Saturday, November 6, 2010

Happy Anniversary...kinda.

I have, as the character Adrian Monk used to say about his ability, a gift and a curse. I have a really great memory. As I get older it's not as good as it used to be, but with certain things I have total recall. Especially events in my life. I can re-live them again and again exactly as they happened. I can see them, almost like a movie in my mind. Sometimes good, sometimes bad. Hence the gift and curse thing. This is going to be a weird post to some, maybe not so much to others. 28 years ago to this very moment I was probably just getting off the phone with a florist that was telling me that there was a hold up and my flowers might not make it on time. I was in the same house that I'm in right now. The week before I had turned 19, and I was getting ready to embark on an adventure. I was surprisingly calm, extremely uncharacteristic of me when I am getting ready for something huge like a party I am hosting. Even with the floral glitch, I was fine. I remember the florist saying, "Did you hear me?" when they told me they may not make it to the church on time.

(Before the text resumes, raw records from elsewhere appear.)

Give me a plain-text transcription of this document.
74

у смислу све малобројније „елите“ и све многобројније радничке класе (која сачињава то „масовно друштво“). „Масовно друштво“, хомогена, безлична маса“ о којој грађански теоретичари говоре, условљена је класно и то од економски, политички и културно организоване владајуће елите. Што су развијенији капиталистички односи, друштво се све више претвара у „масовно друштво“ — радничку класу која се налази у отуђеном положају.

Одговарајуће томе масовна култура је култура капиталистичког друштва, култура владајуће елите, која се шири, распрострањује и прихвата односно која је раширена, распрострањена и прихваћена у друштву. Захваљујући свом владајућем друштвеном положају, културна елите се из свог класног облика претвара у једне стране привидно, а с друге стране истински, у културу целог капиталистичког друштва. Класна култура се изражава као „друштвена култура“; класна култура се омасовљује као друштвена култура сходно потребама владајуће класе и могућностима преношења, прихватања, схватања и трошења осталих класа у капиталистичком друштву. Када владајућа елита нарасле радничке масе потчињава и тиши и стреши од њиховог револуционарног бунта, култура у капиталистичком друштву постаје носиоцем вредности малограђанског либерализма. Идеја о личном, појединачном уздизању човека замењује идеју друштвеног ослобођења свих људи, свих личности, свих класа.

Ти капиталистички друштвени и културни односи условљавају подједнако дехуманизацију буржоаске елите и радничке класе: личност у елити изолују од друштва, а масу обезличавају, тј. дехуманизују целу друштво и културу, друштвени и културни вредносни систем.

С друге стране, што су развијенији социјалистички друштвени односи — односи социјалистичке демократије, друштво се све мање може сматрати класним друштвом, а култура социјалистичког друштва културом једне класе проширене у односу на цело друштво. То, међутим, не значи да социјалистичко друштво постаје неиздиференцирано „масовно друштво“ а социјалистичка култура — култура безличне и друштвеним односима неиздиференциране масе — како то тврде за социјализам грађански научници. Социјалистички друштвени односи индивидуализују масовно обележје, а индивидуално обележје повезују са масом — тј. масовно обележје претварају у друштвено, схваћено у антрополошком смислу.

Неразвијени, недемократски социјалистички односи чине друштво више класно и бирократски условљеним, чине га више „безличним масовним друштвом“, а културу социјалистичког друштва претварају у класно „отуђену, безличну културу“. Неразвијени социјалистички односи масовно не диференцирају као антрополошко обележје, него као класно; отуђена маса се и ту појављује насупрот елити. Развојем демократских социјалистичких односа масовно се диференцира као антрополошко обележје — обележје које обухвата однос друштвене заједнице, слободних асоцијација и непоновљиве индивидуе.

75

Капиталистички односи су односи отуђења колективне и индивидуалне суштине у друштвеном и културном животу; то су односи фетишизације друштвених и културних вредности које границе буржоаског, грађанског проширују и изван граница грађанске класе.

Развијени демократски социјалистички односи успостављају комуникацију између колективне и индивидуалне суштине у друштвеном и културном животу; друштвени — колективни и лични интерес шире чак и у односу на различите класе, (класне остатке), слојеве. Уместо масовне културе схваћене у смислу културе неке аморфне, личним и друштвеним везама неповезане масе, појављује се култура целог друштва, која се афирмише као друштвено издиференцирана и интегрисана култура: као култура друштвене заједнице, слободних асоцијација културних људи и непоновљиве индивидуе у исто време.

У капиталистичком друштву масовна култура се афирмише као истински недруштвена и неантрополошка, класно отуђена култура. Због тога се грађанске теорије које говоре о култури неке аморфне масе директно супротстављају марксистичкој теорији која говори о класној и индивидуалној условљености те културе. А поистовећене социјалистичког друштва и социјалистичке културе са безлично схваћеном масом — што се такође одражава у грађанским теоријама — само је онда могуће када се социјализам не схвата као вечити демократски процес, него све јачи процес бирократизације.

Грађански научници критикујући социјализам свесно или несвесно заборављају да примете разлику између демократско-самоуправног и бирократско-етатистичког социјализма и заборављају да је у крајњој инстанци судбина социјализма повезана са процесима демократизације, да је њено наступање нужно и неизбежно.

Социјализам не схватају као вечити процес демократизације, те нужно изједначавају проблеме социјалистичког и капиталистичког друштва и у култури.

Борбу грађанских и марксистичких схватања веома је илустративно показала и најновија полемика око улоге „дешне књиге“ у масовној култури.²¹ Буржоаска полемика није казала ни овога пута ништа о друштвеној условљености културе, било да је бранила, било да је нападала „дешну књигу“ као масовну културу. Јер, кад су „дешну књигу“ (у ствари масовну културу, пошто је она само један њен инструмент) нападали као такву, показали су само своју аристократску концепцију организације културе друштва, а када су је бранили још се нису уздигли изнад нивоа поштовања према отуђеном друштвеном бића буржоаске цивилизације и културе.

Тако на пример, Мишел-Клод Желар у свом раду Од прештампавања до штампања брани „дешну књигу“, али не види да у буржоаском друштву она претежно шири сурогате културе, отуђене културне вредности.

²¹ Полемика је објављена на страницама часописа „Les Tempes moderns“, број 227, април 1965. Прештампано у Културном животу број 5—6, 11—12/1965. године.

I was fine because I knew that day was going to be perfect no matter what. I had made a decision, I had made a commitment, and I knew that it was exactly where I wanted to be and doing what I wanted to do. Thinking back, I had a feeling of total Peace and calm that I can't remember feeling since. By now you have figured out that that beautiful, fall, Saturday 28 years ago was my wedding day.
Now, why am I blogging about my wedding day when I have been divorced for 10 years? Well, it's that "curse" thing. Every year, when November 6th rolls around, I can't help but think, "Today, I would have been married (insert appropriate number here) years." A lot of people can't remember their anniversary when they are married, but I remember mine, even though I am divorced. Why? Well it could have something to do with the fact that I am not with anyone, there is no new anniversary to celebrate, but probably it's just that memory of mine. I can't help it, it's my brain's fault. Do I regret the decision I made to marry? Did that wide-eyed, excited 19 year old know what she was doing? ABSOLUTELY! Every step on our path of life shapes who we are. If I had not married, I wouldn't have brought two of the most wonderful people into the world that I know. I'm not about regret. Everything happens for a reason. They are the reason I was married. Things didn't turn out the way 19 year old Terri thought they would. All the dreams of "Happily Ever After" were not to be, or were they? I have lived "happily ever after." I have a relationship with my daughters that most people would covet. We love each other, we're friends, we talk about everything! We three are happy! The fairytale just had a different kind of happy ending. So, today is my anniversary, but I'm not celebrating the wedding. I'm celebrating the beginning of the journey that led to my little family of three. The memories I've made and will continue to make with them, that's the "gift" part.